Sunday, 26 November 2006

victory

Hooray! Another non-Boggart book by Susan Cooper. I thought King of Shadows was great and so was mightily disappointed by the Boggart titles. Maybe they were just younger than my usual. Anyway, this was great, another now-and-then book like King but without the blatant time travel, and with a small nod to King as well, with a boy from North Carolina, i.e. Nat, playing Ariel at the current Globe. A fun quick read with Horatio Nelson and Mystic Seaport and the usefulness of reading old books. Good stuff.

buddy in a box

Blake likes to hide in his box and to know we know he's in his box. Somehow, having him in his box on the chair next to me is better than having him in his box way off on top of his cage: even though I can't see or feel him, just the proximity matters. His latest oatmeal box held two 4.5 lb. bags and has a handle in one side: a narrow oval window, like an archer's window. Depending on what he's doing in his box, sometimes the tip of his tail pokes through either door or window and it is not permissible (though it is naughtily fun) to give the feathers a quick tug. Sometimes just the beak emerges around an edge of cardboard as he widens the apertures, and if he's concentrating very hard on his chewing sometimes he doesn't notice a finger laid on the upper mandible, at least not for a moment or two. If I could find a box to fit in his travel cage, I bet he wouldn't fret nearly as much on those rare occasions he has to be in it. It would have to have proper acoustics for singing and beak-tapping, of course.

Thanksgiving was a rough day for the buddy: we were cleaning and cooking until 2, and then after guests arrived pretending to be normal people who don't let a bird roam around the house, on the floor, on the dining table, whining whenever whatever is not quite to his liking. I had set him up in the opposite corner of the dining room than usual, out of the way of diners' chairs and with a good view of the kitchen. After the turkey came out of the oven, we opened his cage; during basting he had to be locked up. His schedule was so interrupted that he took his mid-afternoonn nap on top of his cage. I really wanted to get a photograph of him tucked on the corner of his cage--"Blake supervises the Thanksgiving preparations"--but clean hands and tuckage never coincided.

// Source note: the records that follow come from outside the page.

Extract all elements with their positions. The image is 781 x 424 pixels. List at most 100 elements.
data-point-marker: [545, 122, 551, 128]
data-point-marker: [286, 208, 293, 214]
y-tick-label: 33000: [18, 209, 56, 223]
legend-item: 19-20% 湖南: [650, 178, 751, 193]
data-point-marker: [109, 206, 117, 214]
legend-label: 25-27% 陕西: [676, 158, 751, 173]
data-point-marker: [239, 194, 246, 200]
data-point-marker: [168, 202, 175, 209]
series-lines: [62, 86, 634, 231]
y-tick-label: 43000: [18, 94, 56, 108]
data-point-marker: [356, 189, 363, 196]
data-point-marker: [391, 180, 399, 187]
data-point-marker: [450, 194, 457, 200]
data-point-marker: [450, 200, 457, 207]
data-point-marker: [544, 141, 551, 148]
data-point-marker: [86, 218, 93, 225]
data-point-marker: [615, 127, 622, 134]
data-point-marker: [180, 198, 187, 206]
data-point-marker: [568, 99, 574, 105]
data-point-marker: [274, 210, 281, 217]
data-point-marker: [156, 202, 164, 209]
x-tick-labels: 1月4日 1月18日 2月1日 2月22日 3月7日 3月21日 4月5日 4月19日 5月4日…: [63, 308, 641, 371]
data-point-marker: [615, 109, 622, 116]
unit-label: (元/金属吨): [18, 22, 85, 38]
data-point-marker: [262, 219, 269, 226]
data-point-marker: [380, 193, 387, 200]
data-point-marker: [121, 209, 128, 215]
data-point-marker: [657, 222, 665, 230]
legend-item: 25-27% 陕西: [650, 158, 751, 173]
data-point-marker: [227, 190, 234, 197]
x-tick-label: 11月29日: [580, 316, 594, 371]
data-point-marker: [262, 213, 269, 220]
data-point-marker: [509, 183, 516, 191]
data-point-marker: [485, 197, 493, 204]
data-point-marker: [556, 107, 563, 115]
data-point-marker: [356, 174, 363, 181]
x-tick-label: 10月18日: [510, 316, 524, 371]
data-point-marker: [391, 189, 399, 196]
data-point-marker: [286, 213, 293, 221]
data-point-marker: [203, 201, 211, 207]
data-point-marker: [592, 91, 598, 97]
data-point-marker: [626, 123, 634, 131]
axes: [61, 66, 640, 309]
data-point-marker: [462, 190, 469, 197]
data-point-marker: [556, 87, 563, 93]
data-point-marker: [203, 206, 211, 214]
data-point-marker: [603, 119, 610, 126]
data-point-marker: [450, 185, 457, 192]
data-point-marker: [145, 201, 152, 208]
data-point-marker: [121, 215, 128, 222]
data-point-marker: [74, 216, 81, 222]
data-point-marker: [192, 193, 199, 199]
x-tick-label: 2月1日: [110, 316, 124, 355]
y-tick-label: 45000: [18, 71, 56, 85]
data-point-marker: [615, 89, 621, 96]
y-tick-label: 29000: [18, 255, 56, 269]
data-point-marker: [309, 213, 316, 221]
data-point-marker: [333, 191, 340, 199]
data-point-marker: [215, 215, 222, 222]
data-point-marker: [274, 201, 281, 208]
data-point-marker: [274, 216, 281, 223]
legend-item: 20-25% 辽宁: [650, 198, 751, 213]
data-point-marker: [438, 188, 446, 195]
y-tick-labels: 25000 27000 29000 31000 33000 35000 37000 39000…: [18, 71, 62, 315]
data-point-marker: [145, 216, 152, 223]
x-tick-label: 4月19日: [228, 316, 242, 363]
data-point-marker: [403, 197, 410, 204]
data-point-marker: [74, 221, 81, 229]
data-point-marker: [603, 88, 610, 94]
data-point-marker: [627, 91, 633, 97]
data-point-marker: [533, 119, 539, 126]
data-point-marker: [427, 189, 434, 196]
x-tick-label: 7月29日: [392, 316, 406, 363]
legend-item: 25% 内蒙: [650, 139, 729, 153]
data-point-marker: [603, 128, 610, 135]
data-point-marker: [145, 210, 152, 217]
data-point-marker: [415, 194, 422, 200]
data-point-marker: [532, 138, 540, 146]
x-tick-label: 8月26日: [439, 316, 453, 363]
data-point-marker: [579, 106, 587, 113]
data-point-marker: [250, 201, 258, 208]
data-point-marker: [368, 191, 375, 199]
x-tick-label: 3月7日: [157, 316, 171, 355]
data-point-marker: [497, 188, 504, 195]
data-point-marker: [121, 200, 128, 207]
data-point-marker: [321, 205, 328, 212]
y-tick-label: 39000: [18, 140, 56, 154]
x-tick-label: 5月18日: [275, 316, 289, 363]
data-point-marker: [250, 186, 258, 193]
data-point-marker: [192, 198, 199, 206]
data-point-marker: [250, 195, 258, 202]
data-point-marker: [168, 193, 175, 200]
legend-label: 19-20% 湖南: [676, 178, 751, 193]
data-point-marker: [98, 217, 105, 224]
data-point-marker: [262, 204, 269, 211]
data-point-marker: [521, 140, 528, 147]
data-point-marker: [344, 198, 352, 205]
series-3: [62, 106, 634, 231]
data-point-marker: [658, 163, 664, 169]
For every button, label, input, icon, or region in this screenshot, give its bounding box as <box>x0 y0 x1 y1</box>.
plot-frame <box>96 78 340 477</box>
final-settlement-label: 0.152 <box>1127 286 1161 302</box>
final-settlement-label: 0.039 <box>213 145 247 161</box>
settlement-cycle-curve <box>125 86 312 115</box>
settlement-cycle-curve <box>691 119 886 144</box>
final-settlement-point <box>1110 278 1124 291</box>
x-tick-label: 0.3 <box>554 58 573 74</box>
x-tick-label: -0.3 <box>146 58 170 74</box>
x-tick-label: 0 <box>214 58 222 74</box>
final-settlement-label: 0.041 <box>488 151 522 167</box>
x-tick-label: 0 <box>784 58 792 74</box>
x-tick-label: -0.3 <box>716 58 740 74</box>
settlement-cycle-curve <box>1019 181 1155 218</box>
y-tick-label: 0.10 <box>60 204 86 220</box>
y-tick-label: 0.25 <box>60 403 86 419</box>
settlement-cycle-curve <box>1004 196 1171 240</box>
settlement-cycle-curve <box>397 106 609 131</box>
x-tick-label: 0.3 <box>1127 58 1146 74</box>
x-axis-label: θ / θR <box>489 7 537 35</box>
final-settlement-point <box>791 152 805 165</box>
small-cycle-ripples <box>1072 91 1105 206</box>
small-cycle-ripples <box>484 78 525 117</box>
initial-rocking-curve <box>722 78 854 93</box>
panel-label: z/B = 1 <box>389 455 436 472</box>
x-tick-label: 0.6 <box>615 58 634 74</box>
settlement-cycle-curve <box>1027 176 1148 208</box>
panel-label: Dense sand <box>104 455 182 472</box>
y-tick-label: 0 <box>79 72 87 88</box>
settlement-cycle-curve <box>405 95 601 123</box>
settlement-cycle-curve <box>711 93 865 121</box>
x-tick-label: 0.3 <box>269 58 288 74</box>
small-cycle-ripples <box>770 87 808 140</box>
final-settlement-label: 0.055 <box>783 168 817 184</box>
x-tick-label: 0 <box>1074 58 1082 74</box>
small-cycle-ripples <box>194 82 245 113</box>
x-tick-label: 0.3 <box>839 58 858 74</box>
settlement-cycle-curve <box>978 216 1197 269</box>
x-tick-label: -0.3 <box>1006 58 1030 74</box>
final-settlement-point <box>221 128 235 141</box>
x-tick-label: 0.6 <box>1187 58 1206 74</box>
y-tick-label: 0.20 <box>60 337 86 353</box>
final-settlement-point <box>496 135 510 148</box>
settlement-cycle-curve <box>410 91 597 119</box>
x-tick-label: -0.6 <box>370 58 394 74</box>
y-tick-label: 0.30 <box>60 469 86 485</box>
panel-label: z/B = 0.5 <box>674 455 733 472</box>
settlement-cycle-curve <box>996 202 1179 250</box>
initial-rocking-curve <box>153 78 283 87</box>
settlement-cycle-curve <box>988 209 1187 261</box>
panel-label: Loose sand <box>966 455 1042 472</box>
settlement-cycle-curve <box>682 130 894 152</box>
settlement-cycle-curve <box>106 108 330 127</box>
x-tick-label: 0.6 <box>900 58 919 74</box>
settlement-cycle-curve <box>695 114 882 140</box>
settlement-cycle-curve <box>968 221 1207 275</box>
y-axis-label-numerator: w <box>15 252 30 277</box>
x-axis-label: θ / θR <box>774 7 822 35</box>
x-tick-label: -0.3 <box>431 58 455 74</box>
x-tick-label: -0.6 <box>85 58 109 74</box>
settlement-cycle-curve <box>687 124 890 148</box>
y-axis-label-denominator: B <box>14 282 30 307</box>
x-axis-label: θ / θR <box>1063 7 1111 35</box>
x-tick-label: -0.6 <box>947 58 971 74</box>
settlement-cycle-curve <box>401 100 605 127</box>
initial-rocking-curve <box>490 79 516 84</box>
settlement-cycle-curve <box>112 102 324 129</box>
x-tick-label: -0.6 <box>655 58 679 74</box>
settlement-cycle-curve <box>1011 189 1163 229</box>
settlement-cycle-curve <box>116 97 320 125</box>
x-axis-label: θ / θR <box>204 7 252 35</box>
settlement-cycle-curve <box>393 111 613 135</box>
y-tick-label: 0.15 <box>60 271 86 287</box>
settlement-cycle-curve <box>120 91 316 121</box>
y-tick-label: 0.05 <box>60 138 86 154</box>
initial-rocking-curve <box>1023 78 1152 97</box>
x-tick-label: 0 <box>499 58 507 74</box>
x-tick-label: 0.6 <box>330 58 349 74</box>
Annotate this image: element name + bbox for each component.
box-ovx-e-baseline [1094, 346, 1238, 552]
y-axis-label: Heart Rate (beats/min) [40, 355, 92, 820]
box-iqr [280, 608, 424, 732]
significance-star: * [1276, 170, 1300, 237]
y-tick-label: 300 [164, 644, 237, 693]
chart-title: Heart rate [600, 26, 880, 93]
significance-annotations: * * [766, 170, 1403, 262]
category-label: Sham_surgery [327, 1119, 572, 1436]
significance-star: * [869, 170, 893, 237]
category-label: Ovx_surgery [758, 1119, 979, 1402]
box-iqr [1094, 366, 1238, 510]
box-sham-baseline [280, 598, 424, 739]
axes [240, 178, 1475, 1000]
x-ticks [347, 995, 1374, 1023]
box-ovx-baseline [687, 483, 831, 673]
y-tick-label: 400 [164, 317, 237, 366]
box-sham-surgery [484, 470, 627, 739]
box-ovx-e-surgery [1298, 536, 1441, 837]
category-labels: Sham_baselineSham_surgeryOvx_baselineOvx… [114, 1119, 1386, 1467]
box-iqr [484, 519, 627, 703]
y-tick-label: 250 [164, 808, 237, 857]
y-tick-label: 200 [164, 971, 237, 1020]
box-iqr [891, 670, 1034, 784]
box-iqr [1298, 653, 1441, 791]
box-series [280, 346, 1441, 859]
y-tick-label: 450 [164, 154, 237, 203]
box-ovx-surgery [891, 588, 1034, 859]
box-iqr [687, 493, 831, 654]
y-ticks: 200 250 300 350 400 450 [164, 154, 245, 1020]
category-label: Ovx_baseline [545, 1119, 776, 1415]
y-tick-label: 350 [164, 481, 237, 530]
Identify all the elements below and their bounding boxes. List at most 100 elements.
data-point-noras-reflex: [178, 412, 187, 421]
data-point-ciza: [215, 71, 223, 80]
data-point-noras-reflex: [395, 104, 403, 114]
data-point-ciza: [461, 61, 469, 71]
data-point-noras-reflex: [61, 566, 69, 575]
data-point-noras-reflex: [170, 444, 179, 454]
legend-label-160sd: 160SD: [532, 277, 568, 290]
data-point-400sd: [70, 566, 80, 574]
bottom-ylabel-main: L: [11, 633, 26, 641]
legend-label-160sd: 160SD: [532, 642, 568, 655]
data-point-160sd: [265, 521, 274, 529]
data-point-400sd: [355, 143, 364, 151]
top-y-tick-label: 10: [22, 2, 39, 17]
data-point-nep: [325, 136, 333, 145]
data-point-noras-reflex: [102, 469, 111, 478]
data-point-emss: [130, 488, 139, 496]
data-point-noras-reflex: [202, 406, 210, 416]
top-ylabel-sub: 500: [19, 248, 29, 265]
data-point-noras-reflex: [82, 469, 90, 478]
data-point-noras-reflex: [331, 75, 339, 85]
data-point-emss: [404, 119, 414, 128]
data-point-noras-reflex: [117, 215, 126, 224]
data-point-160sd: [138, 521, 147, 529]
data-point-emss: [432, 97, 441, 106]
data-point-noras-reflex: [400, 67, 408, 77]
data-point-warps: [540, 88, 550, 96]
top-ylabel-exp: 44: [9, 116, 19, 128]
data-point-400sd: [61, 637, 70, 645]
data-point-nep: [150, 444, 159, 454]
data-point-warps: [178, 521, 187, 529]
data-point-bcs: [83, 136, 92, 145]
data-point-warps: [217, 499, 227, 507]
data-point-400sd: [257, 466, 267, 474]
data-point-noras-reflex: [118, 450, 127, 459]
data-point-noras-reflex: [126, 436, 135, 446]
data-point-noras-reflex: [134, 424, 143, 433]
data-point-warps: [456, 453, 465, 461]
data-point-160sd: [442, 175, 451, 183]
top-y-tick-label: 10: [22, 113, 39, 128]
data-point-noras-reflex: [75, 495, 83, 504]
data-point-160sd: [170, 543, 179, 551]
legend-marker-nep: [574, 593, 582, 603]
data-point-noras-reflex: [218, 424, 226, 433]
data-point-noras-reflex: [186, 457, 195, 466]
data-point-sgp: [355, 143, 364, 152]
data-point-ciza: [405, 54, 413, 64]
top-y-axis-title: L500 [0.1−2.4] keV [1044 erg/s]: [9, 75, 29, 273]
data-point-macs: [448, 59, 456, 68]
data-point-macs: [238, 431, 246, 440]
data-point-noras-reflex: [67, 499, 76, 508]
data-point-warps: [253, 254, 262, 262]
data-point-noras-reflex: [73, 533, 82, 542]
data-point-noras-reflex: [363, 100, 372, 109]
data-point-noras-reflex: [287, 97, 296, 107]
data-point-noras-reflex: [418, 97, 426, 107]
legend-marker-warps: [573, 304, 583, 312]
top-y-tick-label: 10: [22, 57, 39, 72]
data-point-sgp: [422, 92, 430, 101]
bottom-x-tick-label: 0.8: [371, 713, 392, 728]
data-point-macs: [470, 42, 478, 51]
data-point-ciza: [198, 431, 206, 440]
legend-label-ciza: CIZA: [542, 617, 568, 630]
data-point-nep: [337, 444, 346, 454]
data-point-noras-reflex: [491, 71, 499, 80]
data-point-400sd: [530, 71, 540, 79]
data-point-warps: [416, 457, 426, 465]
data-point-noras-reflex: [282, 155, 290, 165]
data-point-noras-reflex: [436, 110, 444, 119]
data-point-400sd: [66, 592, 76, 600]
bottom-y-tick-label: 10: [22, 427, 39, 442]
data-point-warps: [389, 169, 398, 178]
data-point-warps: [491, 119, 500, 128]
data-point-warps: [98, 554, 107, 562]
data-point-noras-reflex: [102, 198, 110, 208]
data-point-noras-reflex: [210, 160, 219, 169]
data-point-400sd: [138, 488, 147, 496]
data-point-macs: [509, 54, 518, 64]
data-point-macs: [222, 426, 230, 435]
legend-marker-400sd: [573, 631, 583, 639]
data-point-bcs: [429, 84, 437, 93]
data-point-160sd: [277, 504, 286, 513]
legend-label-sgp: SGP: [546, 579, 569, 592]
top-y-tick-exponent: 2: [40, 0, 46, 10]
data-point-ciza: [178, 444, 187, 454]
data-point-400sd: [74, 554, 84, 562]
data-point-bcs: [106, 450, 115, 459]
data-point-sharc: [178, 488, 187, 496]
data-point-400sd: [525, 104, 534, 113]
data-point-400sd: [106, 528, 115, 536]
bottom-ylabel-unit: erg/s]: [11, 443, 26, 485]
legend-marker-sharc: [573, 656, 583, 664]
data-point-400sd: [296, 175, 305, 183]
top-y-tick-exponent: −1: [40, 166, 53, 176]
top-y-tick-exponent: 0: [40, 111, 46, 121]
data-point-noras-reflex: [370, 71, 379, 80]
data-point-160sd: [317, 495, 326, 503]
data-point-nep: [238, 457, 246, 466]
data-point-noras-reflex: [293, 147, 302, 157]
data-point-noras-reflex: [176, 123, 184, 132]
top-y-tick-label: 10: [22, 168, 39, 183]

Finally, well after dinner, with RDC's sister and nephew and Maven and Mr. Maven and I playing Scattergories around the dining table, Blake perched on RDC's knee in the living room and told him and his mother his tale of woe of the day. This is a prolonged dirge (or hey, perhaps my new vocabulary word "threnody") about the calamity of his day, distinct from the whistling that accompanies shaving and similar fun activities and from the "I'm so lonely I have to sing to my own foot" blues and from the "I'm not a songbird at all and not a songster like my older brother Percy but I do love this keening that my parents indulgently call song." It involves some whining and some chattering but mostly he sounds like the Scarecrow--"They took my arms and they threw them over there! and then they took my legs and they threw them over there!" Immediately upon finishing (it took a long time, maybe 20 minutes), he yawned himself into a tuck (each yawn ends with his head turned farther and farther around) and went to sleep. Such a hard day.

Since I've been typing he has emerged from his box and demanded a cave. I bent my knees to either side, so he has been playing between my calves under his box. Aha, back in the box. This means I can sign his parent-tether over to RDC without disrupting his play or breaking his heart.